Another point of caution is not to fast for too long! Fasting beyond 24 hours leads to protein breakdown and increases nitrogen in the body. This could potentially be damaging to the kidneys (if you have a kidney condition) and could disrupt normal thyroid and adrenal function. When in doubt, ask your doctor.
1 Wilhelmi de Toledo, F. et al. (2013) Fasting Therapy – an Expert Panel Update of the 2002 Consensus Guidelines Forsch Komplementmed. 20:434–443.
2 Boschmann, M & Michalsen, A. (2013) Fasting Therapy – Old and New Perspectives. Forsch Komplementmed 20:410–411.
3 Hirschey, MD, et al. (2013) Suppression of Oxidative Stress by β-Hydroxybutyrate, an Endogenous Histone Deacetylase Inhibitor. Science. 339(6116): 211–214.

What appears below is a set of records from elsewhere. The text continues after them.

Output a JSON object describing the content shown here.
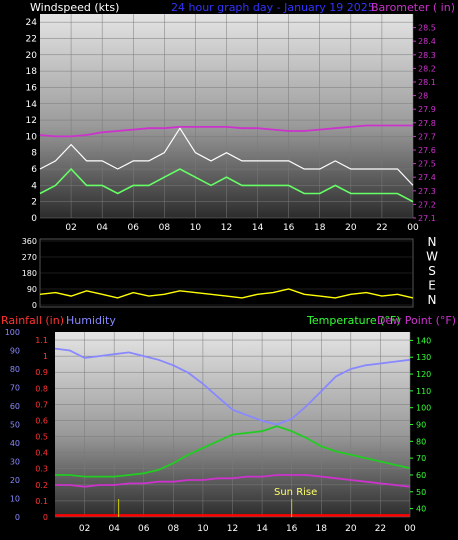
{
  "header": {
    "left_label": "Windspeed (kts)",
    "center_label": "24 hour graph day - January 19 2025",
    "right_label": "Barometer ( in)"
  },
  "wind_panel": {
    "left_ticks": [
      "24",
      "22",
      "20",
      "18",
      "16",
      "14",
      "12",
      "10",
      "8",
      "6",
      "4",
      "2",
      "0"
    ],
    "right_ticks": [
      "28.5",
      "28.4",
      "28.3",
      "28.2",
      "28.1",
      "28",
      "27.9",
      "27.8",
      "27.7",
      "27.6",
      "27.5",
      "27.4",
      "27.3",
      "27.2",
      "27.1"
    ],
    "x_ticks": [
      "02",
      "04",
      "06",
      "08",
      "10",
      "12",
      "14",
      "16",
      "18",
      "20",
      "22",
      "00"
    ]
  },
  "dir_panel": {
    "left_ticks": [
      "360",
      "270",
      "180",
      "90",
      "0"
    ],
    "compass": [
      "N",
      "W",
      "S",
      "E",
      "N"
    ]
  },
  "lower_header": {
    "rainfall_label": "Rainfall (in)",
    "humidity_label": "Humidity",
    "temperature_label": "Temperature (°F)",
    "dewpoint_label": "Dew Point (°F)"
  },
  "lower_panel": {
    "humidity_ticks": [
      "100",
      "90",
      "80",
      "70",
      "60",
      "50",
      "40",
      "30",
      "20",
      "10",
      "0"
    ],
    "rain_ticks": [
      "1.1",
      "1",
      "0.9",
      "0.8",
      "0.7",
      "0.6",
      "0.5",
      "0.4",
      "0.3",
      "0.2",
      "0.1",
      "0"
    ],
    "temp_ticks": [
      "140",
      "130",
      "120",
      "110",
      "100",
      "90",
      "80",
      "70",
      "60",
      "50",
      "40"
    ],
    "x_ticks": [
      "02",
      "04",
      "06",
      "08",
      "10",
      "12",
      "14",
      "16",
      "18",
      "20",
      "22",
      "00"
    ],
    "annotation": "Sun Rise"
  },
  "colors": {
    "windspeed": "#ffffff",
    "gust": "#66ff66",
    "barometer": "#cc33cc",
    "direction": "#ffff00",
    "rain": "#ff0000",
    "humidity": "#8888ff",
    "temperature": "#22cc22",
    "dewpoint": "#cc33cc",
    "header_left": "#ffffff",
    "header_center": "#3333ff",
    "header_right": "#cc33cc",
    "rain_label": "#ff3333",
    "humidity_label": "#8888ff",
    "temp_label": "#33ff33",
    "dew_label": "#cc33cc"
  },
  "chart_data": [
    {
      "type": "line",
      "x_hours": [
        0,
        1,
        2,
        3,
        4,
        5,
        6,
        7,
        8,
        9,
        10,
        11,
        12,
        13,
        14,
        15,
        16,
        17,
        18,
        19,
        20,
        21,
        22,
        23,
        24
      ],
      "series": [
        {
          "values": [
            3,
            4,
            6,
            4,
            4,
            3,
            4,
            4,
            5,
            6,
            5,
            4,
            5,
            4,
            4,
            4,
            4,
            3,
            3,
            4,
            3,
            3,
            3,
            3,
            2
          ]
        },
        {
          "values": [
            6,
            7,
            9,
            7,
            7,
            6,
            7,
            7,
            8,
            11,
            8,
            7,
            8,
            7,
            7,
            7,
            7,
            6,
            6,
            7,
            6,
            6,
            6,
            6,
            4
          ]
        }
      ],
      "y_left_range": [
        0,
        25
      ],
      "y_right_range": [
        27.1,
        28.6
      ],
      "barometer_values": [
        27.71,
        27.7,
        27.7,
        27.71,
        27.73,
        27.74,
        27.75,
        27.76,
        27.76,
        27.77,
        27.77,
        27.77,
        27.77,
        27.76,
        27.76,
        27.75,
        27.74,
        27.74,
        27.75,
        27.76,
        27.77,
        27.78,
        27.78,
        27.78,
        27.78
      ],
      "x_ticks": [
        "02",
        "04",
        "06",
        "08",
        "10",
        "12",
        "14",
        "16",
        "18",
        "20",
        "22",
        "00"
      ]
    },
    {
      "type": "line",
      "x_hours": [
        0,
        1,
        2,
        3,
        4,
        5,
        6,
        7,
        8,
        9,
        10,
        11,
        12,
        13,
        14,
        15,
        16,
        17,
        18,
        19,
        20,
        21,
        22,
        23,
        24
      ],
      "values": [
        60,
        70,
        50,
        80,
        60,
        40,
        70,
        50,
        60,
        80,
        70,
        60,
        50,
        40,
        60,
        70,
        90,
        60,
        50,
        40,
        60,
        70,
        50,
        60,
        40
      ],
      "y_range": [
        0,
        360
      ]
    },
    {
      "type": "line",
      "x_hours": [
        0,
        1,
        2,
        3,
        4,
        5,
        6,
        7,
        8,
        9,
        10,
        11,
        12,
        13,
        14,
        15,
        16,
        17,
        18,
        19,
        20,
        21,
        22,
        23,
        24
      ],
      "series": [
        {
          "values": [
            91,
            90,
            86,
            87,
            88,
            89,
            87,
            85,
            82,
            78,
            72,
            65,
            58,
            55,
            52,
            50,
            53,
            60,
            68,
            76,
            80,
            82,
            83,
            84,
            85
          ]
        },
        {
          "values": [
            60,
            60,
            59,
            59,
            59,
            60,
            61,
            63,
            67,
            72,
            76,
            80,
            84,
            85,
            86,
            89,
            86,
            82,
            77,
            74,
            72,
            70,
            68,
            66,
            64
          ]
        },
        {
          "values": [
            54,
            54,
            53,
            54,
            54,
            55,
            55,
            56,
            56,
            57,
            57,
            58,
            58,
            59,
            59,
            60,
            60,
            60,
            59,
            58,
            57,
            56,
            55,
            54,
            53
          ]
        },
        {
          "values": [
            0.01,
            0.01,
            0.01,
            0.01,
            0.01,
            0.01,
            0.01,
            0.01,
            0.01,
            0.01,
            0.01,
            0.01,
            0.01,
            0.01,
            0.01,
            0.01,
            0.01,
            0.01,
            0.01,
            0.01,
            0.01,
            0.01,
            0.01,
            0.01,
            0.01
          ]
        }
      ],
      "humidity_range": [
        0,
        100
      ],
      "temp_range": [
        35,
        145
      ],
      "rain_range": [
        0,
        1.15
      ],
      "x_ticks": [
        "02",
        "04",
        "06",
        "08",
        "10",
        "12",
        "14",
        "16",
        "18",
        "20",
        "22",
        "00"
      ]
    }
  ]
}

4 Merksamer PI, et al (2013) The sirtuins, oxidative stress and aging: an emerging link. AGING 5(3).
5 Michalsen A, Li C, Kaiser K, Lüdtke R, Meier L, Stange R, Kessler. (2013) In-Patient Treatment of Fibromyalgia: A Controlled Nonrandomized Comparison of Conventional Medicine versus Integrative Medicine including Fasting Therapy. Complement Alternat Med. 2013:908610.
6 Longo, VD & Mattson, MP (2014) Fasting: Molecular Mechanisms and Clinical Applications. Cell Metabolism. 19:181-192.